Lembro-me que na ocasião eu apanhei até desmaiar. Meus avós paternos ficavam revoltados:

____ Por que fazer isso, Ana? ____ pergunta minha avó, chocada. ____ Por que fazer isso com essa menina?

____ Não se metam. A filha é minha. Se eu quiser, eu mato.

____ Ela não merece isso, Ana. Ela é muito pequena para apanhar desse jeito. ____ disse meu avô, Pedro.

____ Vocês não se metam. Deixem eu educar minha filha como eu quiser.

E assim era minha rotina, desde que eu me conheço por gente. A qualquer momento, a partir da mais tenra idade, trê aninhos, eu sofria com a maldade da minha mãe. Lembro-me, a partir dessa época, as surras de chicote largo (que pertenciam ao meu avô paterno) que minha mãe utilizava para me bater. Eram raros os dias que ela nada fazia para me maltratar, mas principalmente quando meu pai estava ausente. Ele viajava frequentemente e não permitiria que ela me batesse quando ainda era tão pequena e frágil.
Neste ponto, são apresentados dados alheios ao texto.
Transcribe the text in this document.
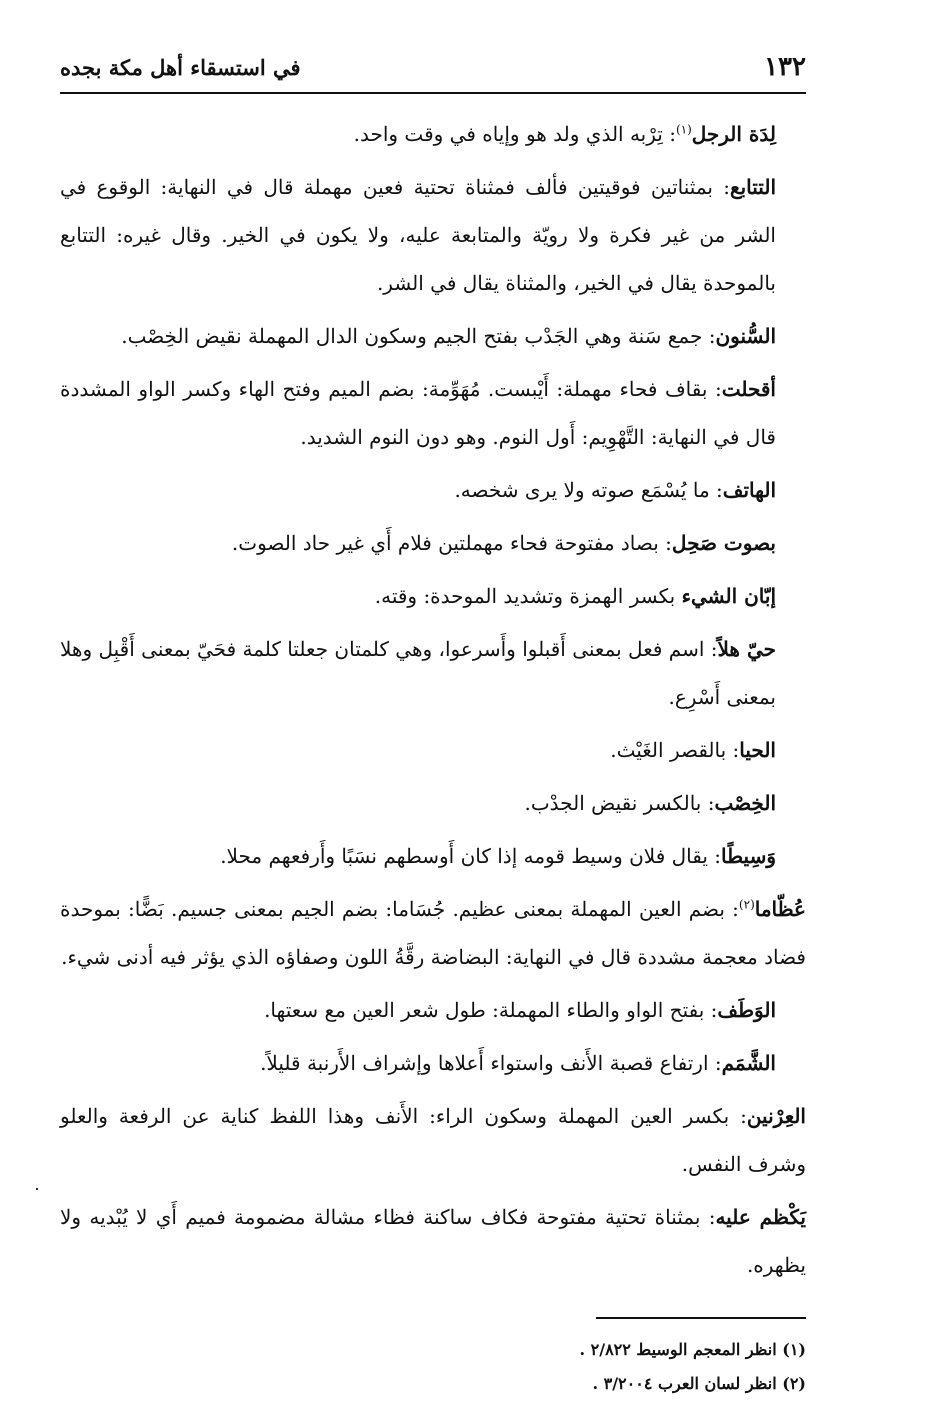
١٣٢
في استسقاء أهل مكة بجده

لِدَة الرجل$^{(١)}$: تِرْبه الذي ولد هو وإياه في وقت واحد.

التتابع: بمثناتين فوقيتين فألف فمثناة تحتية فعين مهملة قال في النهاية: الوقوع في الشر من غير فكرة ولا رويّة والمتابعة عليه، ولا يكون في الخير. وقال غيره: التتابع بالموحدة يقال في الخير، والمثناة يقال في الشر.

السُّنون: جمع سَنة وهي الجَدْب بفتح الجيم وسكون الدال المهملة نقيض الخِصْب.

أقحلت: بقاف فحاء مهملة: أَيْبست. مُهَوِّمة: بضم الميم وفتح الهاء وكسر الواو المشددة قال في النهاية: التَّهْوِيم: أَول النوم. وهو دون النوم الشديد.

الهاتف: ما يُسْمَع صوته ولا يرى شخصه.

بصوت صَحِل: بصاد مفتوحة فحاء مهملتين فلام أَي غير حاد الصوت.

إبّان الشيء بكسر الهمزة وتشديد الموحدة: وقته.

حيّ هلاً: اسم فعل بمعنى أَقبلوا وأَسرعوا، وهي كلمتان جعلتا كلمة فحَيّ بمعنى أَقْبِل وهلا بمعنى أَسْرِع.

الحيا: بالقصر الغَيْث.

الخِصْب: بالكسر نقيض الجدْب.

وَسِيطًا: يقال فلان وسيط قومه إذا كان أَوسطهم نسَبًا وأَرفعهم محلا.

عُظّاما$^{(٢)}$: بضم العين المهملة بمعنى عظيم. جُسَاما: بضم الجيم بمعنى جسيم. بَضًّا: بموحدة فضاد معجمة مشددة قال في النهاية: البضاضة رقَّةُ اللون وصفاؤه الذي يؤثر فيه أدنى شيء.

الوَطَف: بفتح الواو والطاء المهملة: طول شعر العين مع سعتها.

الشَّمَم: ارتفاع قصبة الأَنف واستواء أَعلاها وإشراف الأَرنبة قليلاً.

العِرْنين: بكسر العين المهملة وسكون الراء: الأَنف وهذا اللفظ كناية عن الرفعة والعلو وشرف النفس.

يَكْظم عليه: بمثناة تحتية مفتوحة فكاف ساكنة فظاء مشالة مضمومة فميم أَي لا يُبْديه ولا يظهره.

(١) انظر المعجم الوسيط ٢/٨٢٢ .

(٢) انظر لسان العرب ٣/٢٠٠٤ .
Nessa idade, eu era muito magrinha, cabelinhos loirinhos e cheios de cachinhos, com olhinhos verdes e boquinha em formato de coração, segundo as fotos que vejo.

Morávamos num povoado no interior do Brasil. Meu pai e meu avô eram sócios num comércio de secos e molhados, que era o único nas redondezas, por isso atraía a clientela de todos os sítios, chácaras e fazendas ao redor. Além desse comércio, meu pai possuía uma cerealista e criação de porcos, por isso viajava tanto. Além de vender os cereais e os porcos para as capitais, fazia compras em São Paulo, a fim de abastecer a loja da família. Resumindo, minha família era muito abastada nessa época. Ninguém acreditaria nos maus-tratos por mim recebidos, pois estava sempre vestida como uma princesinha.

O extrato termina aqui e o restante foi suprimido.